The role of CD56+ cells extends to autoimmune diseases and pregnancy. In autoimmunity, where the immune system mistakenly attacks the body’s own tissues, NK cells can have a dual role. Depending on the disease, they might contribute to tissue damage through their cytotoxic functions or help regulate and suppress other overactive immune cells.
During pregnancy, a specialized population of CD56bright NK cells, known as uterine NK (uNK) cells, accumulates in the uterine lining. These cells are not cytotoxic but instead play a part in the successful development of the placenta. They help remodel maternal arteries to ensure an adequate blood supply to the growing fetus, a function necessary for a healthy pregnancy.
Clinical Significance of CD56 Cells
In clinical settings, the CD56 marker is a valuable tool for diagnostics and monitoring. Flow cytometry is used to count the number of CD56+ cells, particularly NK cells, in a patient’s blood sample. This count helps assess a person’s immune status, which can be relevant in immunodeficiency disorders or for monitoring therapies.
The CD56 marker is also used in the diagnosis and classification of certain cancers. It is a defining feature of hematological malignancies that arise from NK cells, such as aggressive NK-cell leukemia or certain types of lymphoma. CD56 can also be expressed on other cancer cells where it is not normally found, serving as a diagnostic clue or prognostic indicator.
The number and activity of CD56+ cells can have prognostic value, helping to predict the course of a disease. For example, in multiple myeloma, the absence of CD56 expression on malignant plasma cells is associated with a poorer prognosis. Conversely, the presence of tumor-infiltrating lymphocytes that express CD56 has been linked to better clinical outcomes in some breast cancers.
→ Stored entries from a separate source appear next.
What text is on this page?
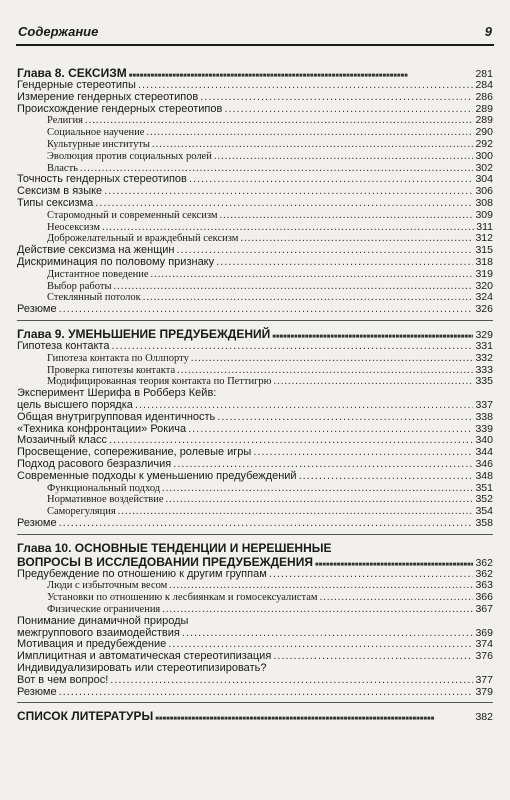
Содержание	9
Глава 8. СЕКСИЗМ ■■■■■■■■■■■■■■■■■■■■■■■■■■■■■■■■■■■■■■■■■■■■■■■■■■■■■■■■■■■■■■■■■■■■■■■■■■■■■	281
Гендерные стереотипы .....	284
Измерение гендерных стереотипов .....	286
Происхождение гендерных стереотипов .....	289
Религия .....	289
Социальное научение .....	290
Культурные институты .....	292
Эволюция против социальных ролей .....	300
Власть .....	302
Точность гендерных стереотипов .....	304
Сексизм в языке .....	306
Типы сексизма .....	308
Старомодный и современный сексизм .....	309
Неосексизм .....	311
Доброжелательный и враждебный сексизм .....	312
Действие сексизма на женщин .....	315
Дискриминация по половому признаку .....	318
Дистантное поведение .....	319
Выбор работы .....	320
Стеклянный потолок .....	324
Резюме .....	326
Глава 9. УМЕНЬШЕНИЕ ПРЕДУБЕЖДЕНИЙ ■■■■■■■■■■■■■■■■■■■■■■■■■■■■■■■■■■■■■■■■■■■■■■■■■■■■■■■■■■■■■■■■■■■■■■■■■■■■■	329
Гипотеза контакта .....	331
Гипотеза контакта по Оллпорту .....	332
Проверка гипотезы контакта .....	333
Модифицированная теория контакта по Петтигрю .....	335
Эксперимент Шерифа в Робберз Кейв:
цель высшего порядка .....	337
Общая внутригрупповая идентичность .....	338
«Техника конфронтации» Рокича .....	339
Мозаичный класс .....	340
Просвещение, сопереживание, ролевые игры .....	344
Подход расового безразличия .....	346
Современные подходы к уменьшению предубеждений .....	348
Функциональный подход .....	351
Нормативное воздействие .....	352
Саморегуляция .....	354
Резюме .....	358
Глава 10. ОСНОВНЫЕ ТЕНДЕНЦИИ И НЕРЕШЕННЫЕ
ВОПРОСЫ В ИССЛЕДОВАНИИ ПРЕДУБЕЖДЕНИЯ ■■■■■■■■■■■■■■■■■■■■■■■■■■■■■■■■■■■■■■■■■■■■■■■■■■■■■■■■■■■■■■■■■■■■■■■■■■■■■	362
Предубеждение по отношению к другим группам .....	362
Люди с избыточным весом .....	363
Установки по отношению к лесбиянкам и гомосексуалистам .....	366
Физические ограничения .....	367
Понимание динамичной природы
межгруппового взаимодействия .....	369
Мотивация и предубеждение .....	374
Имплицитная и автоматическая стереотипизация .....	376
Индивидуализировать или стереотипизировать?
Вот в чем вопрос! .....	377
Резюме .....	379
СПИСОК ЛИТЕРАТУРЫ ■■■■■■■■■■■■■■■■■■■■■■■■■■■■■■■■■■■■■■■■■■■■■■■■■■■■■■■■■■■■■■■■■■■■■■■■■■■■■	382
There is growing interest in harnessing CD56+ NK cells for therapeutic purposes, especially in oncology. One approach is adoptive cell therapy, where NK cells are isolated, expanded in a lab, and then infused back into a patient to fight cancer. A more advanced strategy involves genetically engineering NK cells to express chimeric antigen receptors (CARs). These CAR-NK cells are designed to recognize specific proteins on tumor cells, combining the killing power of NK cells with targeted precision.